一緒に暮らし始めると、離れたところからでも、その目はいつもわが子を追っていた。そして、ゆかこさんが福の嫌がるオムツ交換と清浄をするときは必ず毎回、ゆかこさんの手を本気の猫パンチでパシッとたたきにくる。「なんで、福の嫌がることをするの」と怒っているのだ。
うちの子にしてやれなかった兄猫には、「天に行ってしまった後になってしまったけど、うちの子だよ」という思いを込めて「天」と名付けた。
出会い、そして、別れ
穏やかなミルキーちゃんと、猫3匹の暮らしは、平和に続いた。クロマメ母さんは、年と共にどんどん甘えん坊の家猫となった。思い思いの場所で日なたぼっこしたりくつろいだり、帰宅時にそろって迎えてくれる姿は、ゆかこさんの仕事の疲れを吹き飛ばしてくれた。
保護して何年もたってからのこと。クロマメ母さんがやたら脚をなめ始めたのが気になり、「関節でも痛いのかな」と獣医さんに連れて行き、レントゲンを撮ってもらうと、思いもよらぬことが発覚した。そのももにも、福と同じエアガンの弾が入っていたのである。「母さんまでやられていたとは!」と、ゆかこさんの胸は怒りに張り裂けそうだった。幸い、関節に異常はなく、弾もいまさら取り出す必要なしとの診断だった。
7年前には、またまた黒白の優くんを迎えた。飼い主のお年寄り夫婦が施設入居のため、住む家をなくすことになる子である。放っておけず、この時も家族会議。「お母さん、もう決めてるんでしょ」と、息子たちは笑った。
優くんは末っ子タイプで、ミルキー姉さんはじめ、先輩たちのことが大好きだ。福ちゃんにもよくくっついている。
クロマメ母さんは、外暮らし時代にすでに体を壊していたようだ。慢性腎不全と、肥大型心筋症の手当てを尽くしたが、具合はどんどん悪くなった。福ちゃんに心配そうに見守られたり、優くんに毛づくろいしてもらったりと穏やかな最後の日々を過ごし、ゆかこさんの腕の中で旅立った。
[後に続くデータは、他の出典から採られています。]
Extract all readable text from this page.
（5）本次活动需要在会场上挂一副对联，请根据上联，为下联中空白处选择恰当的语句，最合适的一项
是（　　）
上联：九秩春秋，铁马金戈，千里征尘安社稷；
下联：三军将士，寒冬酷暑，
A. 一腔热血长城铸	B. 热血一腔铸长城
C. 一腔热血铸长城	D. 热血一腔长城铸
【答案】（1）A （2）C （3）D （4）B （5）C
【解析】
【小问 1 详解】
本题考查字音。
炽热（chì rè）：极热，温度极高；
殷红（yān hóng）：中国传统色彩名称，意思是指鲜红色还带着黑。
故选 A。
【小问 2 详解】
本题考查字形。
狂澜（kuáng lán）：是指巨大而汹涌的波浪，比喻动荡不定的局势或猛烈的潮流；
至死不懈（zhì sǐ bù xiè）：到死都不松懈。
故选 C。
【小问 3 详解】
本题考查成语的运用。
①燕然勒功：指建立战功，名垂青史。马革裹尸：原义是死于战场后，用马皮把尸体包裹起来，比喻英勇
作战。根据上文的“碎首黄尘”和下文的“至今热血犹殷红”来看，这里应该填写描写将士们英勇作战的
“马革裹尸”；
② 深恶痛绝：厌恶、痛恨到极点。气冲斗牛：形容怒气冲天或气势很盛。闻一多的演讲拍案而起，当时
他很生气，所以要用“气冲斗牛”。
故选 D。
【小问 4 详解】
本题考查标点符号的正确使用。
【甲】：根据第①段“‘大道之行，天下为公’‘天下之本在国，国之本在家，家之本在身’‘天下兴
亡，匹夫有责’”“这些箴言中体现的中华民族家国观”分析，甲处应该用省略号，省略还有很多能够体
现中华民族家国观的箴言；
「怖かったこと、痛かったこと、みんな忘れて暮らしてくれたかな」と、ゆかこさんは思っている。
クロマメ母さんとの約束
ゆかこさんが、何冊もの猫ノートを見せてくれた。雷、福、クロマメ、優、それぞれの食べた量や排泄(はいせつ)などの日々の健康状態と共に、折々の記録や思いが書かれてる。
昨年12月25日のノートには、こう書かれていた。「クロマメ、13歳の誕生日おめでとう。朝から涙がとまらない。マメちゃん、大好き、ずっと大好きだよ。クリスマスのあの日、朝イチで迎えに行ったんだよね。マメ、会いたいよ、会いたいよ、抱きしめたいよ……」。クロマメ母さんは誕生日が不明なので、迎えたクリスマスを誕生日としたのだ。
椎間板(ついかんばん)ヘルニアを克服したミルキーと、雷と福と優が、この先もそろって仲良く元気に暮らしてくれることが、ゆかこさんのなによりの願いだ。ことに、福ちゃんには、天兄ちゃんの分もクロマメ母さんの分も、濃くたくましく元気に暮らしてほしい。
「一生懸命生きている犬猫たちに、どれほど生きる元気をもらっていることか。虐待や飼育放棄などをけっして許さない、どの子も安心して暮らせる社会になってほしいです」
クロマメ母さんを見送るときに交わした約束をゆかこさんは一日たりとも忘れない。